L’autre histoire de ce recueil s’appelle Moonlight Shadow. Le petit ami de Satsuki, Hitoshi, est mort dans un accident et elle est en deuil; elle se rapproche de Hiirage, le frère d’Hitoshi, qui lui aussi a perdu sa petite amie. Et puis Satsuki rencontre une jeune femme mystérieuse qui lui parle d’un phénomène particulier.
La novella et la nouvelle parlent toutes les deux du deuil, de la perte, de la tristesse et de la dépression. Mais malgré ce thème très lourd, il y a une certaine légèreté dans les deux histoires. Il y a la cuisine, les plats préparés avec soin, le frigo qui ronronne, mais aussi le paysage japonais, qu’il soit urbain ou de la campagne. La nuit et la lune illuminent les vies de Mikage et Satsuki. L’écriture est assez minimaliste, mais j’ai été prise par le texte que j’ai lu en anglais cette fois-ci. J’avais en effet lu ce livre dans sa traduction française dans un lointain passé, d’avant le blog, et je n’ai donc pas de trace de mon appréciation à l’époque.
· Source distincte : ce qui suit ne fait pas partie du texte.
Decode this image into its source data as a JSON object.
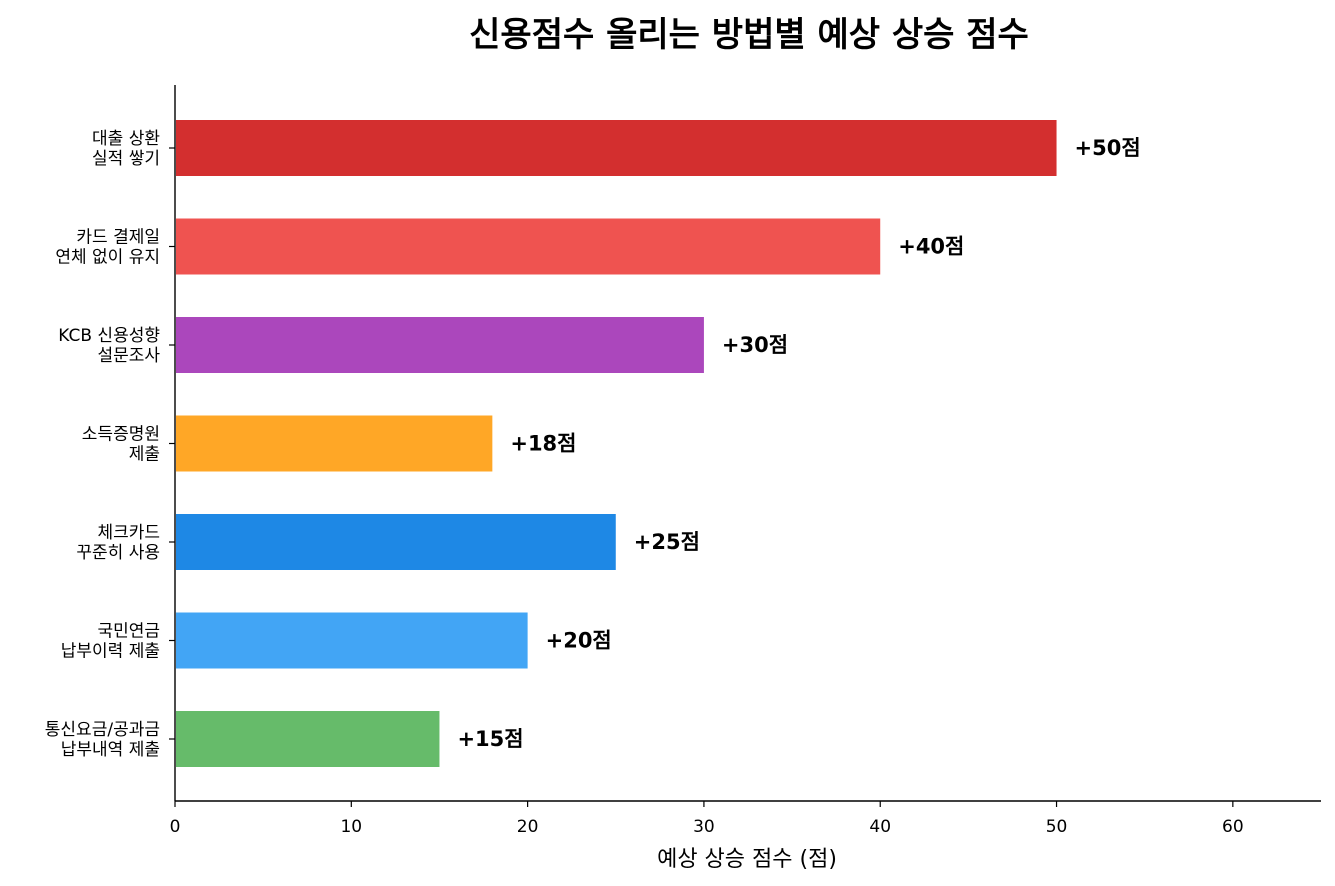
{
  "chart_data": {
    "type": "bar",
    "orientation": "horizontal",
    "title": "신용점수 올리는 방법별 예상 상승 점수",
    "xlabel": "예상 상승 점수 (점)",
    "ylabel": "",
    "xlim": [
      0,
      65
    ],
    "xticks": [
      0,
      10,
      20,
      30,
      40,
      50,
      60
    ],
    "grid": false,
    "categories": [
      [
        "대출 상환",
        "실적 쌓기"
      ],
      [
        "카드 결제일",
        "연체 없이 유지"
      ],
      [
        "KCB 신용성향",
        "설문조사"
      ],
      [
        "소득증명원",
        "제출"
      ],
      [
        "체크카드",
        "꾸준히 사용"
      ],
      [
        "국민연금",
        "납부이력 제출"
      ],
      [
        "통신요금/공과금",
        "납부내역 제출"
      ]
    ],
    "values": [
      50,
      40,
      30,
      18,
      25,
      20,
      15
    ],
    "data_labels": [
      "+50점",
      "+40점",
      "+30점",
      "+18점",
      "+25점",
      "+20점",
      "+15점"
    ],
    "colors": [
      "#d32f2f",
      "#ef5350",
      "#ab47bc",
      "#ffa726",
      "#1e88e5",
      "#42a5f5",
      "#66bb6a"
    ]
  }
}
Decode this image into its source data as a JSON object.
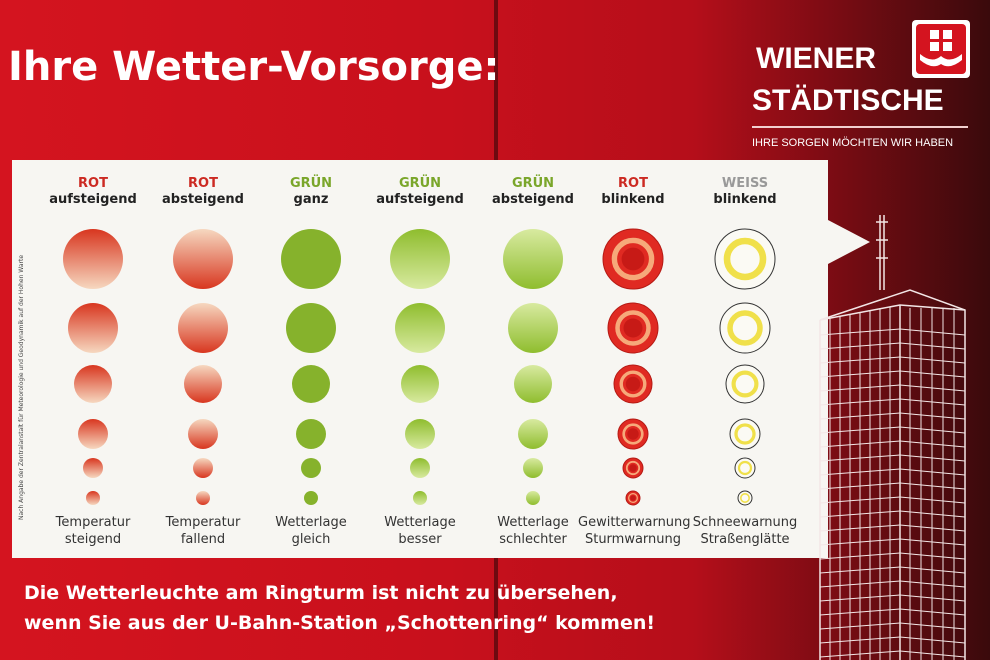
{
  "title": "Ihre Wetter-Vorsorge:",
  "logo": {
    "line1": "WIENER",
    "line2": "STÄDTISCHE",
    "tagline": "IHRE SORGEN MÖCHTEN WIR HABEN",
    "emblem": "shield-flower-icon"
  },
  "source_note": "Nach Angabe der Zentralanstalt für Meteorologie und Geodynamik auf der Hohen Warte",
  "columns": [
    {
      "color": "ROT",
      "motion": "aufsteigend",
      "label1": "Temperatur",
      "label2": "steigend",
      "accent": "#cc2a22",
      "style": "grad-up"
    },
    {
      "color": "ROT",
      "motion": "absteigend",
      "label1": "Temperatur",
      "label2": "fallend",
      "accent": "#cc2a22",
      "style": "grad-down"
    },
    {
      "color": "GRÜN",
      "motion": "ganz",
      "label1": "Wetterlage",
      "label2": "gleich",
      "accent": "#7aa62a",
      "style": "solid-green"
    },
    {
      "color": "GRÜN",
      "motion": "aufsteigend",
      "label1": "Wetterlage",
      "label2": "besser",
      "accent": "#7aa62a",
      "style": "green-up"
    },
    {
      "color": "GRÜN",
      "motion": "absteigend",
      "label1": "Wetterlage",
      "label2": "schlechter",
      "accent": "#7aa62a",
      "style": "green-down"
    },
    {
      "color": "ROT",
      "motion": "blinkend",
      "label1": "Gewitterwarnung",
      "label2": "Sturmwarnung",
      "accent": "#cc2a22",
      "style": "red-ring"
    },
    {
      "color": "WEISS",
      "motion": "blinkend",
      "label1": "Schneewarnung",
      "label2": "Straßenglätte",
      "accent": "#999999",
      "style": "white-ring"
    }
  ],
  "footer": {
    "line1": "Die Wetterleuchte am Ringturm ist nicht zu übersehen,",
    "line2": "wenn Sie aus der U-Bahn-Station „Schottenring“ kommen!"
  }
}
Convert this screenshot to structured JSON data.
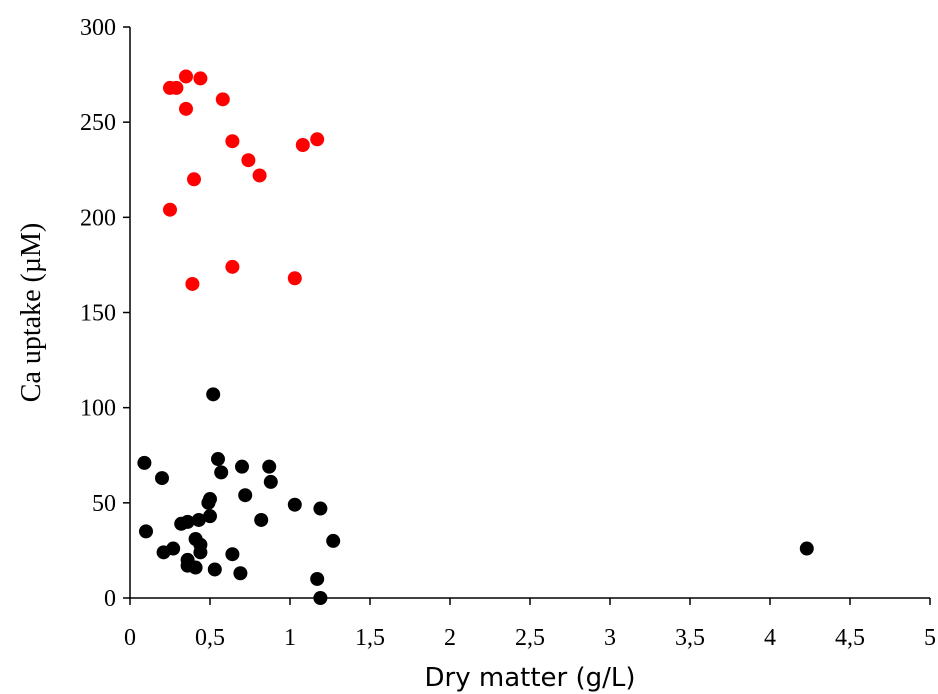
{
  "chart_data": {
    "type": "scatter",
    "xlabel": "Dry matter (g/L)",
    "ylabel": "Ca uptake (µM)",
    "xlim": [
      0,
      5
    ],
    "ylim": [
      0,
      300
    ],
    "x_ticks": [
      0,
      0.5,
      1,
      1.5,
      2,
      2.5,
      3,
      3.5,
      4,
      4.5,
      5
    ],
    "x_tick_labels": [
      "0",
      "0,5",
      "1",
      "1,5",
      "2",
      "2,5",
      "3",
      "3,5",
      "4",
      "4,5",
      "5"
    ],
    "y_ticks": [
      0,
      50,
      100,
      150,
      200,
      250,
      300
    ],
    "y_tick_labels": [
      "0",
      "50",
      "100",
      "150",
      "200",
      "250",
      "300"
    ],
    "grid": false,
    "legend": "none",
    "series": [
      {
        "color": "#ff0000",
        "points": [
          {
            "x": 0.25,
            "y": 268
          },
          {
            "x": 0.29,
            "y": 268
          },
          {
            "x": 0.35,
            "y": 274
          },
          {
            "x": 0.44,
            "y": 273
          },
          {
            "x": 0.58,
            "y": 262
          },
          {
            "x": 0.35,
            "y": 257
          },
          {
            "x": 0.64,
            "y": 240
          },
          {
            "x": 0.74,
            "y": 230
          },
          {
            "x": 0.81,
            "y": 222
          },
          {
            "x": 0.4,
            "y": 220
          },
          {
            "x": 1.08,
            "y": 238
          },
          {
            "x": 1.17,
            "y": 241
          },
          {
            "x": 0.25,
            "y": 204
          },
          {
            "x": 0.64,
            "y": 174
          },
          {
            "x": 1.03,
            "y": 168
          },
          {
            "x": 0.39,
            "y": 165
          }
        ]
      },
      {
        "color": "#000000",
        "points": [
          {
            "x": 0.52,
            "y": 107
          },
          {
            "x": 0.09,
            "y": 71
          },
          {
            "x": 0.2,
            "y": 63
          },
          {
            "x": 0.55,
            "y": 73
          },
          {
            "x": 0.57,
            "y": 66
          },
          {
            "x": 0.7,
            "y": 69
          },
          {
            "x": 0.87,
            "y": 69
          },
          {
            "x": 0.88,
            "y": 61
          },
          {
            "x": 0.72,
            "y": 54
          },
          {
            "x": 0.5,
            "y": 52
          },
          {
            "x": 0.49,
            "y": 50
          },
          {
            "x": 1.03,
            "y": 49
          },
          {
            "x": 1.19,
            "y": 47
          },
          {
            "x": 0.82,
            "y": 41
          },
          {
            "x": 0.5,
            "y": 43
          },
          {
            "x": 0.1,
            "y": 35
          },
          {
            "x": 0.32,
            "y": 39
          },
          {
            "x": 0.36,
            "y": 40
          },
          {
            "x": 0.43,
            "y": 41
          },
          {
            "x": 0.41,
            "y": 31
          },
          {
            "x": 0.44,
            "y": 28
          },
          {
            "x": 0.44,
            "y": 24
          },
          {
            "x": 0.27,
            "y": 26
          },
          {
            "x": 0.21,
            "y": 24
          },
          {
            "x": 0.36,
            "y": 20
          },
          {
            "x": 0.36,
            "y": 17
          },
          {
            "x": 0.41,
            "y": 16
          },
          {
            "x": 0.53,
            "y": 15
          },
          {
            "x": 0.64,
            "y": 23
          },
          {
            "x": 0.69,
            "y": 13
          },
          {
            "x": 1.27,
            "y": 30
          },
          {
            "x": 1.17,
            "y": 10
          },
          {
            "x": 1.19,
            "y": 0
          },
          {
            "x": 4.23,
            "y": 26
          }
        ]
      }
    ]
  }
}
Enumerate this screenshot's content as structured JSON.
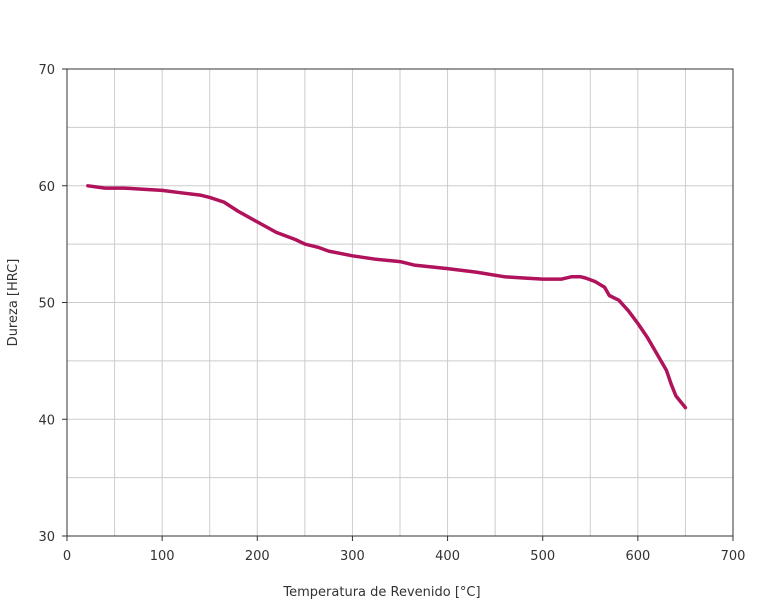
{
  "chart_data": {
    "type": "line",
    "title": "",
    "xlabel": "Temperatura de Revenido   [°C]",
    "ylabel": "Dureza [HRC]",
    "xlim": [
      0,
      700
    ],
    "ylim": [
      30,
      70
    ],
    "x_major_ticks": [
      0,
      100,
      200,
      300,
      400,
      500,
      600,
      700
    ],
    "x_minor_ticks": [
      50,
      150,
      250,
      350,
      450,
      550,
      650
    ],
    "y_major_ticks": [
      30,
      40,
      50,
      60,
      70
    ],
    "y_minor_ticks": [
      35,
      45,
      55,
      65
    ],
    "grid": true,
    "legend": "none",
    "line_color": "#B0125B",
    "grid_color": "#cccccc",
    "axis_color": "#333333",
    "series": [
      {
        "x": [
          22,
          40,
          60,
          80,
          100,
          120,
          140,
          150,
          165,
          180,
          200,
          220,
          240,
          250,
          265,
          275,
          300,
          325,
          350,
          365,
          400,
          430,
          460,
          480,
          500,
          520,
          530,
          540,
          545,
          555,
          565,
          570,
          580,
          590,
          600,
          610,
          620,
          630,
          635,
          640,
          650
        ],
        "values": [
          60.0,
          59.8,
          59.8,
          59.7,
          59.6,
          59.4,
          59.2,
          59.0,
          58.6,
          57.8,
          56.9,
          56.0,
          55.4,
          55.0,
          54.7,
          54.4,
          54.0,
          53.7,
          53.5,
          53.2,
          52.9,
          52.6,
          52.2,
          52.1,
          52.0,
          52.0,
          52.2,
          52.2,
          52.1,
          51.8,
          51.3,
          50.6,
          50.2,
          49.3,
          48.2,
          47.0,
          45.6,
          44.2,
          43.0,
          42.0,
          41.0
        ]
      }
    ]
  }
}
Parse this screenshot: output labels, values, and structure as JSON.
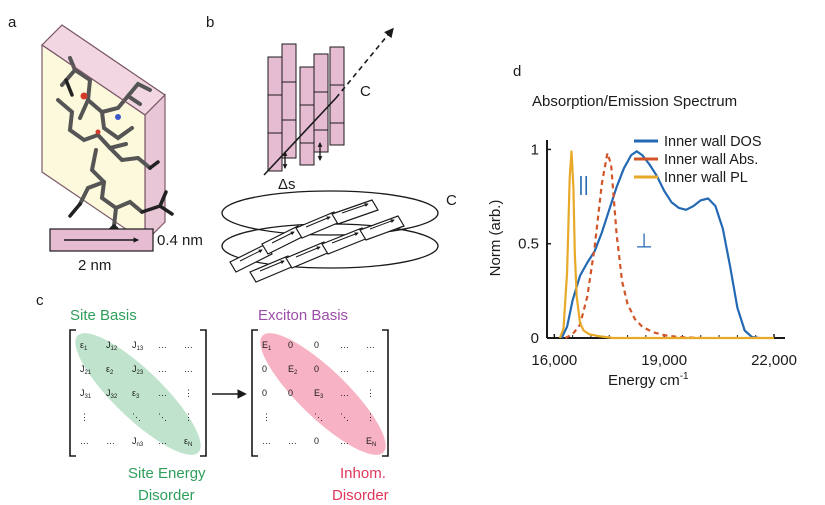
{
  "panel_labels": {
    "a": "a",
    "b": "b",
    "c": "c",
    "d": "d"
  },
  "panel_a": {
    "width_label": "2 nm",
    "thickness_label": "0.4 nm"
  },
  "panel_b": {
    "axis_label_top": "C",
    "axis_label_bottom": "C",
    "shift_label": "Δs"
  },
  "panel_c": {
    "site_basis_title": "Site Basis",
    "exciton_basis_title": "Exciton Basis",
    "site_disorder_line1": "Site Energy",
    "site_disorder_line2": "Disorder",
    "inhom_line1": "Inhom.",
    "inhom_line2": "Disorder",
    "colors": {
      "site": "#2e9e5b",
      "exciton": "#9b4ea8",
      "inhom": "#e0365a",
      "site_ellipse": "#bfe3cc",
      "exciton_ellipse": "#f7b3c4"
    },
    "site_matrix": [
      [
        "ε",
        "1",
        "J",
        "12",
        "J",
        "13",
        "…",
        "",
        "…",
        ""
      ],
      [
        "J",
        "21",
        "ε",
        "2",
        "J",
        "23",
        "…",
        "",
        "…",
        ""
      ],
      [
        "J",
        "31",
        "J",
        "32",
        "ε",
        "3",
        "…",
        "",
        "⋮",
        ""
      ],
      [
        "⋮",
        "",
        "",
        "",
        "⋱",
        "",
        "⋱",
        "",
        "⋮",
        ""
      ],
      [
        "…",
        "",
        "…",
        "",
        "J",
        "n3",
        "…",
        "",
        "ε",
        "N"
      ]
    ],
    "exciton_matrix": [
      [
        "E",
        "1",
        "0",
        "",
        "0",
        "",
        "…",
        "",
        "…",
        ""
      ],
      [
        "0",
        "",
        "E",
        "2",
        "0",
        "",
        "…",
        "",
        "…",
        ""
      ],
      [
        "0",
        "",
        "0",
        "",
        "E",
        "3",
        "…",
        "",
        "⋮",
        ""
      ],
      [
        "⋮",
        "",
        "",
        "",
        "⋱",
        "",
        "⋱",
        "",
        "⋮",
        ""
      ],
      [
        "…",
        "",
        "…",
        "",
        "0",
        "",
        "…",
        "",
        "E",
        "N"
      ]
    ]
  },
  "chart_data": {
    "type": "line",
    "title": "Absorption/Emission Spectrum",
    "xlabel": "Energy cm",
    "xlabel_sup": "-1",
    "ylabel": "Norm (arb.)",
    "xlim": [
      15800,
      22300
    ],
    "ylim": [
      0,
      1.05
    ],
    "xticks": [
      {
        "value": 16000,
        "label": "16,000"
      },
      {
        "value": 19000,
        "label": "19,000"
      },
      {
        "value": 22000,
        "label": "22,000"
      }
    ],
    "yticks": [
      {
        "value": 0,
        "label": "0"
      },
      {
        "value": 0.5,
        "label": "0.5"
      },
      {
        "value": 1,
        "label": "1"
      }
    ],
    "legend_position": "top-right",
    "annotations": [
      {
        "text": "||",
        "x": 16800,
        "y": 0.78,
        "color": "#2369b4"
      },
      {
        "text": "⊥",
        "x": 18450,
        "y": 0.48,
        "color": "#2369b4"
      }
    ],
    "series": [
      {
        "name": "Inner wall DOS",
        "color": "#2369b4",
        "style": "solid",
        "x": [
          16200,
          16350,
          16500,
          16700,
          16900,
          17100,
          17300,
          17500,
          17700,
          17900,
          18100,
          18250,
          18400,
          18600,
          18800,
          19000,
          19200,
          19400,
          19600,
          19800,
          20000,
          20200,
          20400,
          20600,
          20800,
          21000,
          21200,
          21400,
          21600
        ],
        "y": [
          0.0,
          0.06,
          0.2,
          0.33,
          0.4,
          0.46,
          0.56,
          0.68,
          0.8,
          0.9,
          0.97,
          0.99,
          0.97,
          0.92,
          0.86,
          0.78,
          0.72,
          0.69,
          0.68,
          0.7,
          0.73,
          0.74,
          0.7,
          0.58,
          0.38,
          0.16,
          0.04,
          0.005,
          0.0
        ]
      },
      {
        "name": "Inner wall Abs.",
        "color": "#d2552a",
        "style": "dashed",
        "x": [
          16300,
          16500,
          16700,
          16900,
          17100,
          17300,
          17450,
          17550,
          17700,
          17850,
          18000,
          18200,
          18400,
          18700,
          19000,
          19400,
          20000
        ],
        "y": [
          0.0,
          0.02,
          0.07,
          0.22,
          0.48,
          0.82,
          0.98,
          0.92,
          0.55,
          0.3,
          0.18,
          0.1,
          0.06,
          0.03,
          0.015,
          0.005,
          0.0
        ]
      },
      {
        "name": "Inner wall PL",
        "color": "#e8a928",
        "style": "solid",
        "x": [
          16150,
          16250,
          16350,
          16420,
          16470,
          16520,
          16560,
          16610,
          16700,
          16800,
          16950,
          17200,
          17600,
          18500,
          20000,
          22000
        ],
        "y": [
          0.0,
          0.05,
          0.35,
          0.85,
          0.99,
          0.8,
          0.45,
          0.22,
          0.08,
          0.04,
          0.02,
          0.01,
          0.0,
          0.0,
          0.0,
          0.0
        ]
      }
    ]
  }
}
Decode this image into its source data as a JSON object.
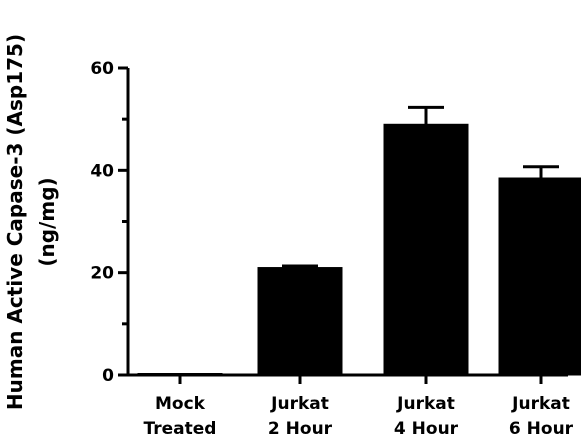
{
  "chart_data": {
    "type": "bar",
    "title": "",
    "xlabel": "",
    "ylabel_line1": "Human Active Capase-3 (Asp175)",
    "ylabel_line2": "(ng/mg)",
    "categories": [
      [
        "Mock",
        "Treated"
      ],
      [
        "Jurkat",
        "2 Hour"
      ],
      [
        "Jurkat",
        "4 Hour"
      ],
      [
        "Jurkat",
        "6 Hour"
      ]
    ],
    "values": [
      0.2,
      21,
      49,
      38.5
    ],
    "error_upper": [
      0,
      0.3,
      3.3,
      2.2
    ],
    "ylim": [
      0,
      60
    ],
    "yticks": [
      0,
      20,
      40,
      60
    ],
    "grid": false,
    "bar_color": "#000000"
  }
}
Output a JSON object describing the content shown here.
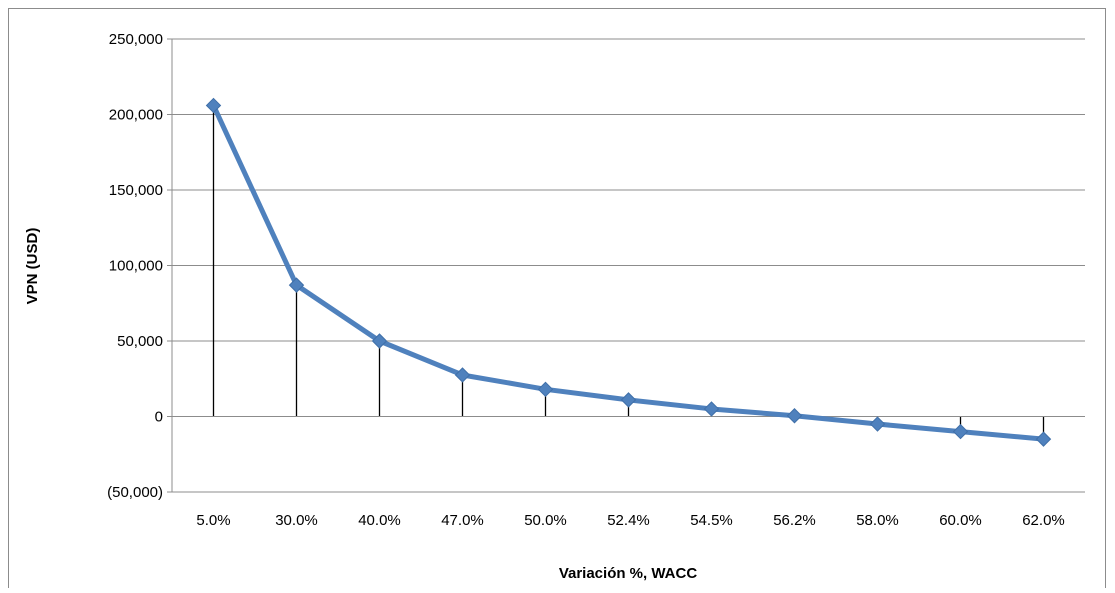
{
  "chart_data": {
    "type": "line",
    "title": "",
    "xlabel": "Variación %, WACC",
    "ylabel": "VPN (USD)",
    "categories": [
      "5.0%",
      "30.0%",
      "40.0%",
      "47.0%",
      "50.0%",
      "52.4%",
      "54.5%",
      "56.2%",
      "58.0%",
      "60.0%",
      "62.0%"
    ],
    "series": [
      {
        "values": [
          206000,
          87000,
          50000,
          27500,
          18000,
          11000,
          5000,
          500,
          -5000,
          -10000,
          -15000
        ],
        "color": "#4f81bd"
      }
    ],
    "ylim": [
      -50000,
      250000
    ],
    "yticks": [
      -50000,
      0,
      50000,
      100000,
      150000,
      200000,
      250000
    ],
    "ytick_labels": [
      "(50,000)",
      "0",
      "50,000",
      "100,000",
      "150,000",
      "200,000",
      "250,000"
    ],
    "grid": "horizontal",
    "drop_lines": true,
    "legend": "none",
    "marker": "diamond"
  }
}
Je pense que j’avais aimé, sinon je n’aurais pas continué à acheter les livres de cette autrice. Je me suis lassée par la suite, peut-être à cause des traductions. J’ai lu la version anglaise en me tournant parfois vers la française, que j’ai trouvé un peu ringarde (c’est difficile à expliquer, j’ai eu l’impression que le français était daté), alors que l’anglais coulait de source, de manière très actuelle. Ce n’est sans doute pas le plus important dans cette relecture: j’ai été séduite par les deux textes, par leur côté contemporain, par l’expression de sentiments un peu cachés, par la beauté des histoires. Je comprends mieux le succès de ce livre, autant d’années après, et j’ai l’impression qu’il a inspiré de nombreuses autrices japonaises par la suite.
C’est une re-lecture commune avec Electra et Nathalie, et je ne le savais pas en le commençant, une participation à l’activité Sing Me A Song, à cause de la seconde nouvelle. Banana Yoshimoto en parle dans les remerciements, citant la chanson de Mike Oldfield comme son inspiration première (remerciements qui n’ont pas été ajoutés à la version française, c’est dommage). Ce morceau date de 1983 et je l’ai beaucoup (trop) écouté à l’époque, il se trouvait sur la cassette Hit Connection 83 que je possédais. Cela m’a fait bizarre de le réécouter. C’est également un Gravillon d’Hiver.
Banana Yoshimoto, Kitchen, Faber and Faber, 2018, 160p. (traduction du japonais vers l’anglais par Megan Backus en 1993, première édition en japonais en 1988, existe également en français sous le même titre, avec un traduction datant de 1994).